Kirk’s head shot up. Did the statue—?
He relaxed. No miracles this night. The tall bearded man hovering over him was entirely corporeal and all too present.
“I’m Father Danney,” he said. He was wearing a beret, cocked at a jaunty angle. “Can I possibly be of help?”
“Why are you here?” Kirk growled. Don’t be so damn rude, he thought to himself, almost simultaneously, but the deed was already done.
“This is my church,” Danney explained. He didn’t seem put off in the least by the insolence. “I work here at St. Dunstan’s.”
“Kind of late to be out priesting, isn’t it?”

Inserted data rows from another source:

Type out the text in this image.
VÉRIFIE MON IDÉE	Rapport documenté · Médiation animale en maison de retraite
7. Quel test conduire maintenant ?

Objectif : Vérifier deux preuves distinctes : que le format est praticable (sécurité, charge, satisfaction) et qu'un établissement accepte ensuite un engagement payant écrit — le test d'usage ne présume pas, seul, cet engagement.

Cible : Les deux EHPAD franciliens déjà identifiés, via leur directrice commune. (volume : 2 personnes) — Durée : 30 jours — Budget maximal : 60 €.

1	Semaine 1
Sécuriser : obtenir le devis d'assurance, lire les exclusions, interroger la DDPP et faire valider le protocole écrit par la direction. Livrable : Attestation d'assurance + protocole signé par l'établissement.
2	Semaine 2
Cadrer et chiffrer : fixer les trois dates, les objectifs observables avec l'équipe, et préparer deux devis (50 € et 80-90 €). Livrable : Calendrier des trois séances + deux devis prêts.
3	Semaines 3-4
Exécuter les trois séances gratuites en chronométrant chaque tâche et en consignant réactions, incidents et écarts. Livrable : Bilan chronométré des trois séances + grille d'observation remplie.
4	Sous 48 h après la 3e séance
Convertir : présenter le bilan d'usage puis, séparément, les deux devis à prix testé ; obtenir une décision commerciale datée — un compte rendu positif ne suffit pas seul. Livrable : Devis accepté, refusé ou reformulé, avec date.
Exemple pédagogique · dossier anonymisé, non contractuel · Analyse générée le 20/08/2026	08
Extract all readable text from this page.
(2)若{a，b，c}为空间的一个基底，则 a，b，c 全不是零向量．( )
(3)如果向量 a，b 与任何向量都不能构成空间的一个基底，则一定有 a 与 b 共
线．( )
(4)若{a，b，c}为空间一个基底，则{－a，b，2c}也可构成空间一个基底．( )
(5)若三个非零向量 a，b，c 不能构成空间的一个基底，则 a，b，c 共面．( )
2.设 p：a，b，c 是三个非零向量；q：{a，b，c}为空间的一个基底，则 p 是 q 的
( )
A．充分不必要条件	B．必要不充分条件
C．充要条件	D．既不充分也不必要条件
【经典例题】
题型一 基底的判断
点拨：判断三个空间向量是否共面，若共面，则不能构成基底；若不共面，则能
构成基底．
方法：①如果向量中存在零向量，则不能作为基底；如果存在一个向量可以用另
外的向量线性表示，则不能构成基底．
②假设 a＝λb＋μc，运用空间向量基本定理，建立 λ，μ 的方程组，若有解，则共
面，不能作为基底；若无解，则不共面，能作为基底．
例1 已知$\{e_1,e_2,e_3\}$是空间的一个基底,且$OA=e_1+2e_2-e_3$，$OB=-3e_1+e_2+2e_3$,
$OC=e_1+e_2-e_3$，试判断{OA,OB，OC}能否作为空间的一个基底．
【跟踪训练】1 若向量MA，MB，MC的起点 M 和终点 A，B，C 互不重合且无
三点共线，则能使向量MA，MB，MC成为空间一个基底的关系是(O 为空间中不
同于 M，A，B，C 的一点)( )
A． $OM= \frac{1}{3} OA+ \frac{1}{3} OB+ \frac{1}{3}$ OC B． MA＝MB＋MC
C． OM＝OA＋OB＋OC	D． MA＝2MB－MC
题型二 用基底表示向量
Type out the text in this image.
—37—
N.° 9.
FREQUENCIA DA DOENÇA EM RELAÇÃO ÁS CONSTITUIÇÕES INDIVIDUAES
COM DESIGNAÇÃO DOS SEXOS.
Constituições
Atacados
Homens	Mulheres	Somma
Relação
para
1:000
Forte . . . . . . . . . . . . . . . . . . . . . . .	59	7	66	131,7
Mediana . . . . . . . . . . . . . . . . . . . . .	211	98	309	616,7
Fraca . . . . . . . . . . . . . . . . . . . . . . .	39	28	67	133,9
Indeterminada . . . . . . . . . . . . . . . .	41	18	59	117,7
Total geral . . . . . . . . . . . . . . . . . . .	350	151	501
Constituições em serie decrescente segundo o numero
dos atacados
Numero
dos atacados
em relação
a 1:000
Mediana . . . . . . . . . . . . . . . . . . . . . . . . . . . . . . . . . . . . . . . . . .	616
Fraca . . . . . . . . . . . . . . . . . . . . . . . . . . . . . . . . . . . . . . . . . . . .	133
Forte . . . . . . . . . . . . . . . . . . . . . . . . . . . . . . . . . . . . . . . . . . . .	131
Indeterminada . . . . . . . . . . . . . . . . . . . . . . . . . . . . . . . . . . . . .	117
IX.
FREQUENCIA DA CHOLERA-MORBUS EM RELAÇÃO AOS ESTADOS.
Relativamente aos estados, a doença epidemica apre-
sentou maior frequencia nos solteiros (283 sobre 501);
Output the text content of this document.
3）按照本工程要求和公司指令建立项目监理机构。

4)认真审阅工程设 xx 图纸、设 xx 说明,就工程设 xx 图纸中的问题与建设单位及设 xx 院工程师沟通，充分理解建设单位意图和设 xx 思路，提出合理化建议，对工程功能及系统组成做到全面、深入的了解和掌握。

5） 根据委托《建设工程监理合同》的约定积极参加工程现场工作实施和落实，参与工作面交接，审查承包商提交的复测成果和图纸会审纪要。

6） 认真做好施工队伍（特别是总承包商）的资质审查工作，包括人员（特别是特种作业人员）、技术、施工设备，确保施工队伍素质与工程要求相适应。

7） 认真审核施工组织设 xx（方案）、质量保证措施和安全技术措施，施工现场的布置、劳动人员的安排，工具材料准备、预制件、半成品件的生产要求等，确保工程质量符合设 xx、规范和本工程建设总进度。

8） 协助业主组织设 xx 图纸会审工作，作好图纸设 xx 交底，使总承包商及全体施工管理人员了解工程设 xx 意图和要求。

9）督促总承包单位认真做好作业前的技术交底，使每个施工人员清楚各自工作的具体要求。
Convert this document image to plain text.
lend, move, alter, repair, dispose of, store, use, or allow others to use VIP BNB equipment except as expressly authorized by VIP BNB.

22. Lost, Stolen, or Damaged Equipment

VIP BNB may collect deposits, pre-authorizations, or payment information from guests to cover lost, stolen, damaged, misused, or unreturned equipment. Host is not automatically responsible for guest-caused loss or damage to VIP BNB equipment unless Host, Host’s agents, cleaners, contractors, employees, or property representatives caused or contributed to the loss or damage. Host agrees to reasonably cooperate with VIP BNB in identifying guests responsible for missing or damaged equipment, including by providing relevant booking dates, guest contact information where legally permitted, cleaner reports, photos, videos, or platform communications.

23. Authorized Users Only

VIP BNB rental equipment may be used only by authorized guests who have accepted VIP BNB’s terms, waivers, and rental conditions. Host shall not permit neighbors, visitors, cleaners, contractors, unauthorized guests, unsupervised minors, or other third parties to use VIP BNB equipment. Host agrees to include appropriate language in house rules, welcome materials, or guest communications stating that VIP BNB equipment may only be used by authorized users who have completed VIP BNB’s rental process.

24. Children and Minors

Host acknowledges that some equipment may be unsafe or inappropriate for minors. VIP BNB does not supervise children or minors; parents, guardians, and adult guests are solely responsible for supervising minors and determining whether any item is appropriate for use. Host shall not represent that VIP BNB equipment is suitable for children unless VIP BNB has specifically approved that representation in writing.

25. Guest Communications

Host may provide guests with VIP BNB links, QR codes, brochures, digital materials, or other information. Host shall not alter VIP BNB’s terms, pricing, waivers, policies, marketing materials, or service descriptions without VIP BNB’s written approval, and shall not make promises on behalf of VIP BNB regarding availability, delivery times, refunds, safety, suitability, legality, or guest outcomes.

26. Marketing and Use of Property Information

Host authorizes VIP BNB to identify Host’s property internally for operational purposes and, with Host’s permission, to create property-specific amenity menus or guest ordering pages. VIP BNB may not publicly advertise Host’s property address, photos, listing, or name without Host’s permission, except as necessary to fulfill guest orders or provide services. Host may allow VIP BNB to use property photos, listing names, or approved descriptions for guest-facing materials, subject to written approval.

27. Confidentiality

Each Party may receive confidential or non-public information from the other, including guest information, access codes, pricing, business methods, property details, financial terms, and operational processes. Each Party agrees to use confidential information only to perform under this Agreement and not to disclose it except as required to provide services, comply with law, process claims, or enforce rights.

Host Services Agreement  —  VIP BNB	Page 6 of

Danney smiled. “Paperwork,” he explained. “It gets the best of us, even in the ministry. And I do like to walk the garden at night.”
“I don’t think you can help me, Father.”
“Why don’t you give me a try?”
“You can’t imagine what I’ve done.” He turned away, unable to meet the man’s glimmering eyes. “I’ve done something horrible.”
“We all have, son.”
Kirk shook his head. “Not like this.”
“You might be surprised.”
“I’ve made a terrible mistake. An unforgivable error. And it’s like I can’t stop somehow. Everything I do, I follow up with something even more terrible. Like I think that might make it better. Might cancel it out. But it never does. It just makes everything worse. Much, much worse.”
Father Danney crouched beside him. “Are you sure you wouldn’t like to come inside? We could get something warm to drink. Maybe pop open a bottle of wine.”
Kirk looked at him coldly. “Should a holy man be drinking wine?”
“I’m an Episcopalian, son. We love wine.”
Kirk turned away. “I prefer to stay where I am.”
“Well, fine. I adore this garden. Always have. Even after all these years, after so many people I loved have passed away and had their ashes buried here. I still love this place.”
“You’re a flower freak. You’re into the smell of honeysuckle.”
Danney shook his head. “I feel the presence of God here. Don’t you?”
“No,” Kirk said quietly. “Not for a long time.”
Father Danney gently laid his hand on Kirk’s shoulder. “You know, my friend, God knows what you’ve done. And no matter what it was, He understands. And He’s waiting to forgive you.”
“Not this time,” Kirk said, shrugging his hand off. He pushed himself to his feet. “I shouldn’t have come here. I’m leaving, Father.”
Danney clasped his arm. “You can’t keep running forever.”
“Watch me.” Kirk gave the priest a hard shove, sending him reeling backward into an azalea. Kirk turned and ran, full out, as hard as he could manage, leaving the meddling holy man far behind.
But not his guilt. Never that. No matter what he tried, no matter what he did to himself, he could never escape that.
He had shoved the priest hard, trying to push him out of his life, out of his mind, but even as he ran, he knew he had not been successful. The man was back in the bushes, but his words remained, haunting Kirk, just like everything else.
You can’t keep running forever, he had said. Because eventually, they’ll find you.
Which was true, Kirk knew, even as he tore down Seventy-first. Eventually they would find him.
Unless he made it impossible for them to find him. For anyone to find him.
But that wasn’t the worst thing the priest had said. That wasn’t what haunted Kirk most, even as he sweated and cried and sent fresh shock waves of pain rippling through his tortured body.